I don’t know why they passed me when I took my motorcycle training course. I had never been on a bike before, not to drive it. I’ve never told anyone this, but I dropped the training bike twice during the two-day course. I seriously think they just felt sorry for me. Or maybe they knew I was determined to get my motorcycle license and they didn’t want me to come back and drop their bike more the next time the course was offered.

I’m short and I’m clumsy. My spatial reasoning isn’t great. I only know how to drive an automatic car. So believe me when I say learning to ride a motorcycle didn’t come easy. If you’re struggling, I understand it’s work. Some people take to it like a duck to water. For others, it requires hours and hours of practice. I’m in the second group. 

I really love my bike.
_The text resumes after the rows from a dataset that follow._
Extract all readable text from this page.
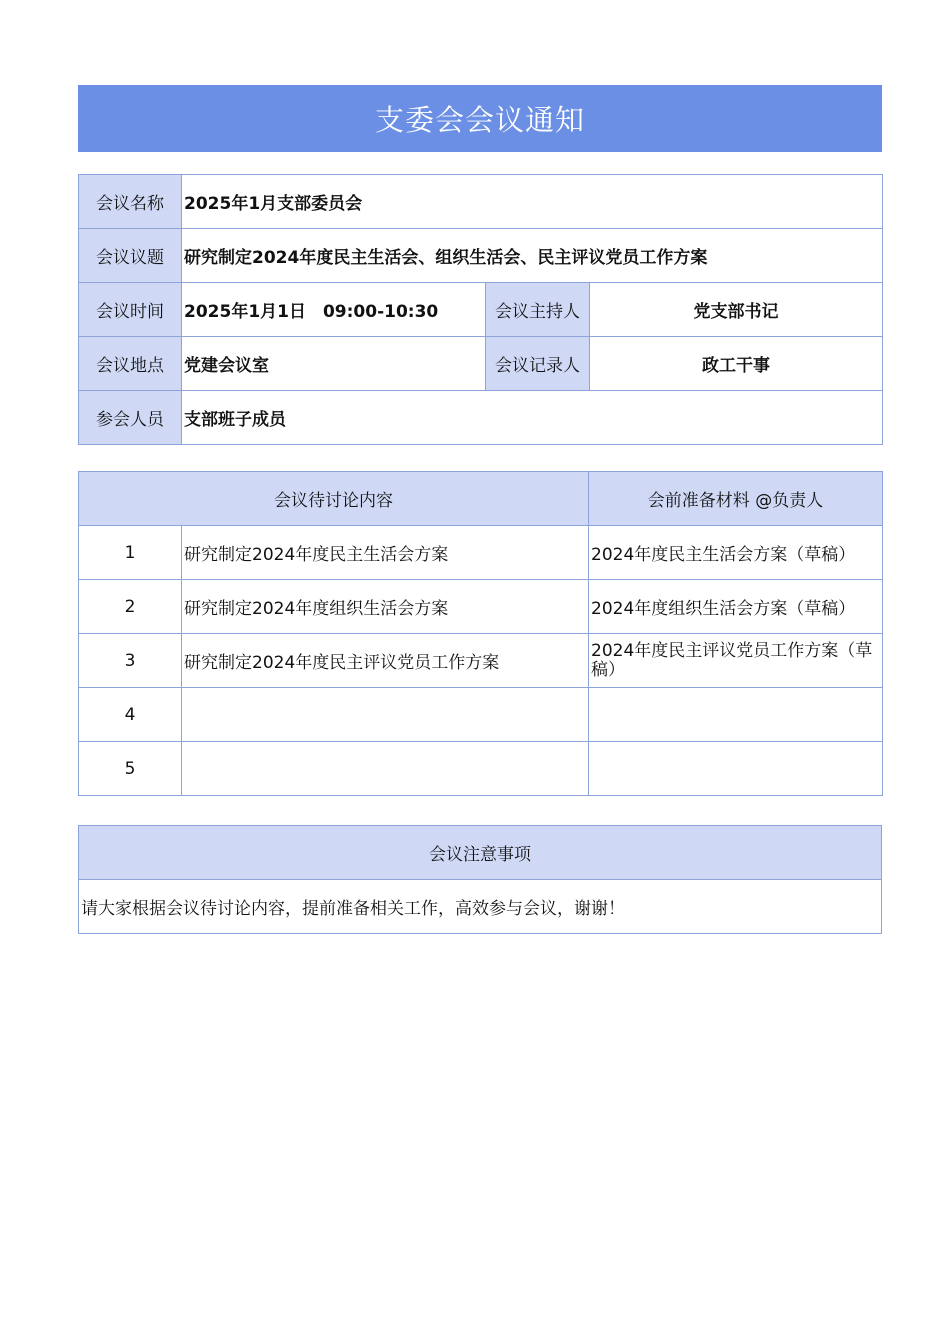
支委会会议通知
会议名称	2025年1月支部委员会		
会议议题	研究制定2024年度民主生活会、组织生活会、民主评议党员工作方案		
会议时间	2025年1月1日　09:00-10:30	会议主持人	党支部书记
会议地点	党建会议室	会议记录人	政工干事
参会人员	支部班子成员		
会议待讨论内容		会前准备材料 @负责人
1	研究制定2024年度民主生活会方案	2024年度民主生活会方案（草稿）
2	研究制定2024年度组织生活会方案	2024年度组织生活会方案（草稿）
3	研究制定2024年度民主评议党员工作方案	2024年度民主评议党员工作方案（草稿）
4		
5		
会议注意事项
请大家根据会议待讨论内容，提前准备相关工作，高效参与会议，谢谢！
It's in the photo above, and I'm convinced it's the best looking Harley-Davidson® ever made (I always, always ride with a helmet, but this was when we just bought the bike, we took it home on a trailer.) I don't want to tear it up. Here are a few things tips that helped me.


They talked about this during my training course and I understood it in my mind, but my body is sometimes slow to catch up. I like the way they explain it in this motorcycle training video. In the first five seconds a girl drops a bike on purpose, check it out if you get a chance.
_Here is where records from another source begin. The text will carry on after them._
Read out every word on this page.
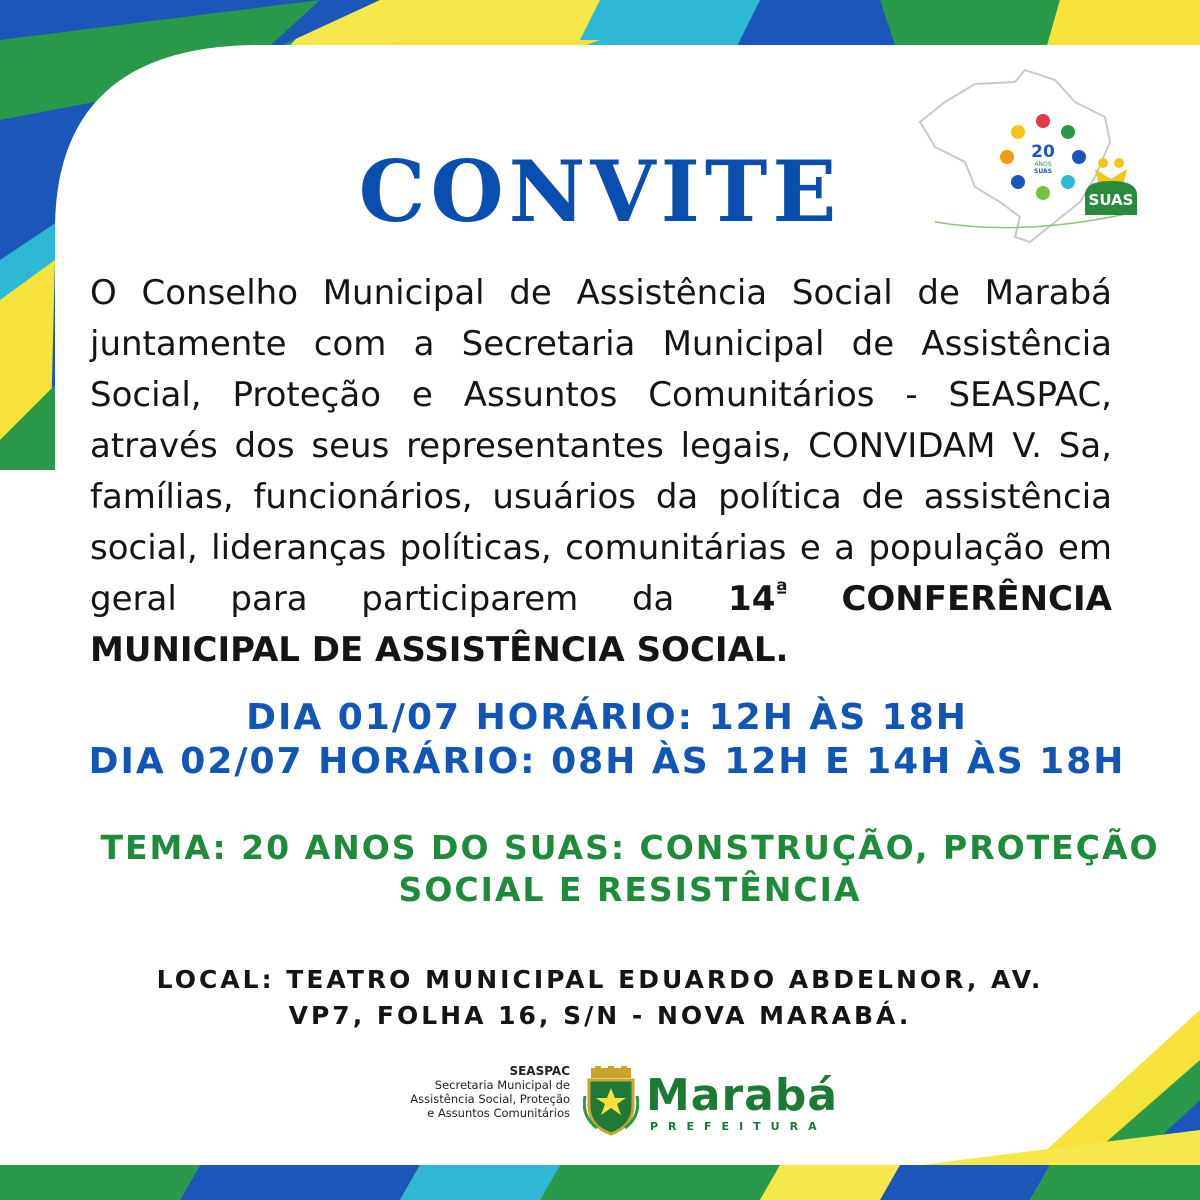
20
ANOS
SUAS
SUAS
CONVITE
O Conselho Municipal de Assistência Social de Marabá juntamente com a Secretaria Municipal de Assistência Social, Proteção e Assuntos Comunitários - SEASPAC, através dos seus representantes legais, CONVIDAM V. Sa, famílias, funcionários, usuários da política de assistência social, lideranças políticas, comunitárias e a população em geral para participarem da $14^ª$ CONFERÊNCIA MUNICIPAL DE ASSISTÊNCIA SOCIAL.
DIA 01/07 HORÁRIO: 12H ÀS 18H
DIA 02/07 HORÁRIO: 08H ÀS 12H E 14H ÀS 18H
TEMA: 20 ANOS DO SUAS: CONSTRUÇÃO, PROTEÇÃO
SOCIAL E RESISTÊNCIA
LOCAL: TEATRO MUNICIPAL EDUARDO ABDELNOR, AV.
VP7, FOLHA 16, S/N - NOVA MARABÁ.
SEASPAC
Secretaria Municipal de
Assistência Social, Proteção
e Assuntos Comunitários Marabá
PREFEITURA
The friction zone is the few degrees between when your clutch is engaged and disengaged. When it’s all the way in, no power is going to the rear wheel. When you start to let it out gradually, you’ll find the friction zone, where the motor is partially engaged and you can move at extremely low speed.

We explored the friction zone in training, but I don’t remember my instructor telling me to also apply rear brake pressure at the same time. Find an empty parking lot and try riding at slow speeds in a straight line using the friction zone, throttle and light rear brake pressure. Repeat until you feel like you can ride comfortably at walking speed.

Once you’re able to do that, start to add in turns. The rear brake supplies tension that will help you stay steady.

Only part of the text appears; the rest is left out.